Herneyse dediğim gibi benim saç 3cm çünkü, bol pantolonlar -biiiç pantolon diyoruz o zaman pek bi moda-, ayakta öküz ayakkabıları, yürüyüş desen omuzda teyp taşıyan afro-amerikan yürüyüşü, kaş kalın, gözde gözlük... şimdi yazarken farkettim de offf felaket.. o tropik beyinleriyle benim de civcik olduğumun, benim de iltifat duymak için çırpınan bir ruhum olduğunun farkına varamadı gerzekler. Ben anca maradona gibi koşturayım -ki o adamın saçı bile benimkinden uzundu-.. Annem (hayatımda tanıdığım en manyak bakımlı hatun, bi ajda bi o) beni kızım diye tanıştırmıyodu kimseyle o kadar yani, görümcen mi babaya çok benziyo diyolardı, düşünün yani babaya nası benziyosam, baya bildiğin bıyıklı erkek babaya! insafsızmış onlarda be...

Üniversiteye başladığım sene, annem beni sürükleye sürükleye kuaföre götürdü, yeni uzamaya başlayan kro tipli saçlarıma bi model verdirip, ağlata ağlata kaşlarımı aldırdı. Hahaha hala niye inat ediyosam! alışmışım tabi rahatlığa, güzel olcam diye hiç işkence etmemişim kendime, ayaklarım bile o lökke ayakkabıların içinde yaymış yaymış taraklı olmuş düşün yani öyle bi durumdayım. Neyse kadın nası korktuysa bu üniversitede de dayı gibi davranır, bulamaz kimseyi başıma kalır, görümcem de diyemem bi süre sora, ulan ne görümcesi artık senle yaşlanıyo bu resmen dicekler diye :P Bişeye benzedim işlemlerin sonunda film gibi yaa inanmazsın. Aynaya bi baktım çığlık attım demek bundan o kadar acı çekmişim bu işlemler olurken, meğer içimden resmen başka biri çıkmış, doğum yapmışım la resmen kendim kadar bişi doğurmuşum düşün yani.İşte saçlar uzadı filan, yeni doğurduğum ben, baya bildiğin hatun oldu..(resimdeki benim yeni halim işte :P) Tabi her hatun gibi saçlar uzun ama ütülmüş tavuk resmen. İnat ettim kestirmedim, sallıyorum saçlarımı rüzgarlarda, koşuyorum uçuşsunlar diye paso. Çok memnunum halimden herkes hayran saçıma, alla allaaa, cidden bi ara o süpürge saçlardan afrodizyak salgılıdığıma inanıyordum.

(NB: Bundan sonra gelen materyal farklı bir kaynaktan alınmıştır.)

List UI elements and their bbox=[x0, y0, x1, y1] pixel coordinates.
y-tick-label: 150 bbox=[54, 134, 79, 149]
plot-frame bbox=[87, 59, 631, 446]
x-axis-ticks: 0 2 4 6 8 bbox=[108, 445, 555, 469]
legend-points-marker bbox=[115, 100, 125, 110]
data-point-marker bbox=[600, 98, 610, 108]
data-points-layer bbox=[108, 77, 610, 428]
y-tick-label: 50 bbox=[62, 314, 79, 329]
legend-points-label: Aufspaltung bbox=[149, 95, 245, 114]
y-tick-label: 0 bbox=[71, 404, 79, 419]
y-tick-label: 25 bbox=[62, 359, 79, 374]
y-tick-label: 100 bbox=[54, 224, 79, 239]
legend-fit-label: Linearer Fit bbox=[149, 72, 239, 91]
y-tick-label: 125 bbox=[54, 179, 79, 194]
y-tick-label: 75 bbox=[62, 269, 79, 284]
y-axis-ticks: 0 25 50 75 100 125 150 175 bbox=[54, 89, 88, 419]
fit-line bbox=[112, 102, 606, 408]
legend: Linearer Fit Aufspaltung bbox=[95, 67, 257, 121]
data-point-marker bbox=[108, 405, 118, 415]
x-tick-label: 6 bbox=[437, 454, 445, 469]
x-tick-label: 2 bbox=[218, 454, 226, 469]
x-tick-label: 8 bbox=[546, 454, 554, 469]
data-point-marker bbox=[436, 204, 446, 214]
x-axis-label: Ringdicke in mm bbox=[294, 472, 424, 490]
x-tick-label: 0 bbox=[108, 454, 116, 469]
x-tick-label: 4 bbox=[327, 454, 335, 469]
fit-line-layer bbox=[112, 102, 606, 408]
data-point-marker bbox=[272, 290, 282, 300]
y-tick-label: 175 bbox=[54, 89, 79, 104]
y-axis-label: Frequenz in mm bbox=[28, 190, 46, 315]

Ancaak her güzel şeyin bi sonu var işte, ama esas benim eşşşşek bi kafam var, bi de içimde nası duruyo hala annamadım o erkek kılıklı hal var ki, iğrenç oldu olm saçların kestir de sağlıklı sağlıklı uzasın bak daha çekici olcan vallaa diye fısıldadı dudrdu kulağıma, kandırdı beni! dinlemez olaydım, sağır olaydım da duymayaydım ya da kör olaydım da kendimi aynalarda göremeyeydim.. Kestirdim işte, al ha çok sağlıklı sanki şimdi, 3cm uzasa uçlar püskülüyo, yine ütük yine ütük.. nooldu??? sevgilim benle naber corç diye konuşmaya başladı! oh olsun allaın malı.. ama ders olsun nolur allaım bu bana, o afrodizyak salgılı saçlar kesilmeyecek bidaa!!! Şimdi git mecburen Hypnotic Poison al! aklıma köpekler etsin...

21 Mart 2010 Pazar

Sendromum Var Evet! Daha Az Yaşıcam İyi Davranın Olum Bana

Temizlik, çamaşır, Bizimkiler dizisi eşliğinde yemek, banyo ve o iirenç pztsi sabahına yatma! Evet evet çocukluğumun en kötü anlarının geçmesine sebep o gereksiz gün Pazar. Benim hafta yıllardır 10 gün çünkü o pazar 4 gün gibi anasını satiim.. Yahu bu kabus gün yüzünden tedavi edilemez bir hastalığım var, deli gibi dolanıorum etrafta, genelde evin içinde. O bezginliği yenmeye çalışırken tuhaf tuhaf hareketler yapıyorum sanki çok güzel bir günmüş gibi davranıp, salak salak danslar ederek (maykıl ceksın, 9*8lik, kavga etmez sever beni romeo romeo eşliğinde madonna dansı,düğüne gitmiş "lan bi koca da ben bulur muyum ki iki kıvırtayım" dansı) milleti güldürüyor ve kendimden utanıyorum. Aslında nitro takmak, ateşlemek ve bian önce evden çıkmak istiyorum. Uyuz eşşek bi gün varsa aha bugün pazar mı laaan diye gözyaşlarımı fışkırtmak istiyorum.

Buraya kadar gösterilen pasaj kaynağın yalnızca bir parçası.